22 sayfalık metin altı genel lider yardımcısı tarafından kısımlar halinde okunacak. Başkanlar birlikte sahneye çıkıp imzalayacak.
Sedat Peker: BAE beni Kırmızı Bülten için bilgilendirmedi
Sedat Peker hakkında Kırmızı Bülten çıkarılması üzerine dün Peker’in yakınındaki bir isme ulaştım. Peker ile sıcak gelişmeyi konuşup konuşmadıklarını sordum.
“Evet, konuştuk” dedi.
Peker’in kendisine şöyle dediğini bana aktardı:
“BAE yetkilileri beni bilgilendirmedi. Türkiye’deki avukatlarımı bilgilendiren makam yok. Hiçbir şey hukuka uygun olmadığı için iade edilir miyim, edilmez miyim usulündeki soruya verebilecek karşılığım yok. Her şeye hazırım.

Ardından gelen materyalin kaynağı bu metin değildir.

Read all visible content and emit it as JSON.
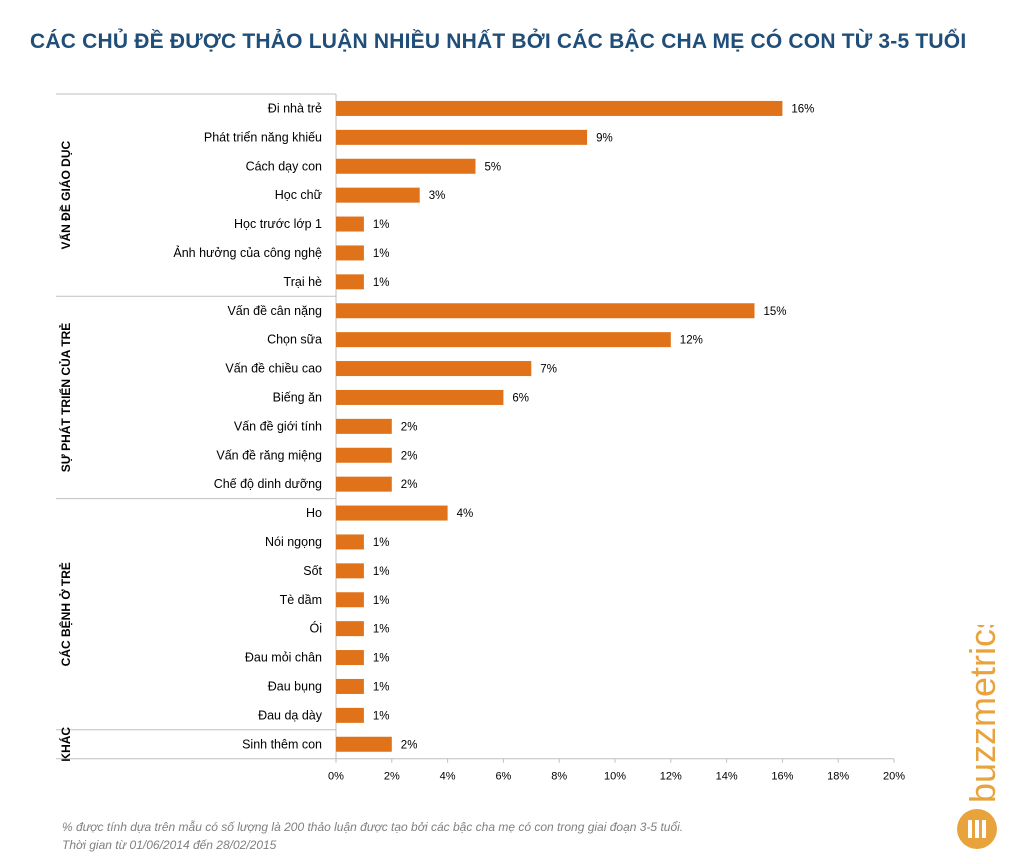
{
  "title": "CÁC CHỦ ĐỀ ĐƯỢC THẢO LUẬN NHIỀU NHẤT BỞI CÁC BẬC CHA MẸ CÓ CON TỪ 3-5 TUỔI",
  "colors": {
    "bar": "#e07219",
    "title": "#1f4e79",
    "logo": "#e8a33d"
  },
  "chart_data": {
    "type": "bar",
    "orientation": "horizontal",
    "categories": [
      "Đi nhà trẻ",
      "Phát triển năng khiếu",
      "Cách dạy con",
      "Học chữ",
      "Học trước lớp 1",
      "Ảnh hưởng của công nghệ",
      "Trại hè",
      "Vấn đề cân nặng",
      "Chọn sữa",
      "Vấn đề chiều cao",
      "Biếng ăn",
      "Vấn đề giới tính",
      "Vấn đề răng miệng",
      "Chế độ dinh dưỡng",
      "Ho",
      "Nói ngọng",
      "Sốt",
      "Tè dầm",
      "Ói",
      "Đau mỏi chân",
      "Đau bụng",
      "Đau dạ dày",
      "Sinh thêm con"
    ],
    "values": [
      16,
      9,
      5,
      3,
      1,
      1,
      1,
      15,
      12,
      7,
      6,
      2,
      2,
      2,
      4,
      1,
      1,
      1,
      1,
      1,
      1,
      1,
      2
    ],
    "data_labels": [
      "16%",
      "9%",
      "5%",
      "3%",
      "1%",
      "1%",
      "1%",
      "15%",
      "12%",
      "7%",
      "6%",
      "2%",
      "2%",
      "2%",
      "4%",
      "1%",
      "1%",
      "1%",
      "1%",
      "1%",
      "1%",
      "1%",
      "2%"
    ],
    "groups": [
      {
        "name": "VẤN ĐỀ GIÁO DỤC",
        "count": 7
      },
      {
        "name": "SỰ PHÁT TRIỂN CỦA TRẺ",
        "count": 7
      },
      {
        "name": "CÁC BỆNH Ở TRẺ",
        "count": 8
      },
      {
        "name": "KHÁC",
        "count": 1
      }
    ],
    "xlim": [
      0,
      20
    ],
    "xticks": [
      0,
      2,
      4,
      6,
      8,
      10,
      12,
      14,
      16,
      18,
      20
    ],
    "xtick_labels": [
      "0%",
      "2%",
      "4%",
      "6%",
      "8%",
      "10%",
      "12%",
      "14%",
      "16%",
      "18%",
      "20%"
    ],
    "grid": false,
    "legend": "none"
  },
  "footnote": {
    "line1": "% được tính dựa trên mẫu có số lượng là 200 thảo luận được tạo bởi các bậc cha mẹ có con trong giai đoạn 3-5 tuổi.",
    "line2": "Thời gian từ 01/06/2014 đến 28/02/2015"
  },
  "logo": {
    "text": "buzzmetrics",
    "icon": "buzzmetrics-logo-icon"
  }
}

İlk yurtdışına çıktığım vakit merhum annem ve babam bile yüzümü görmek için bu kadar efor sarf etmedi. Hükümetin şahsıma duyduğu sevgi beni çok keyifli etti. Hesabı çok âlâ yaptım. Onlar da yapmıştır. Artık gerçek olan, Allahın planını beklemek ve sonucunu yaşayıp görmek. İade olsam da olmasam da Allahın yazgısını yaşayacağım.”
Yakın arkadaşı, Peker’in diğer ülkeye geçmek için çalışmalarını sürdürdüğünü söz ediyor.
“Pasaportu olmadığı için şu an mümkün görünmüyor” diyor.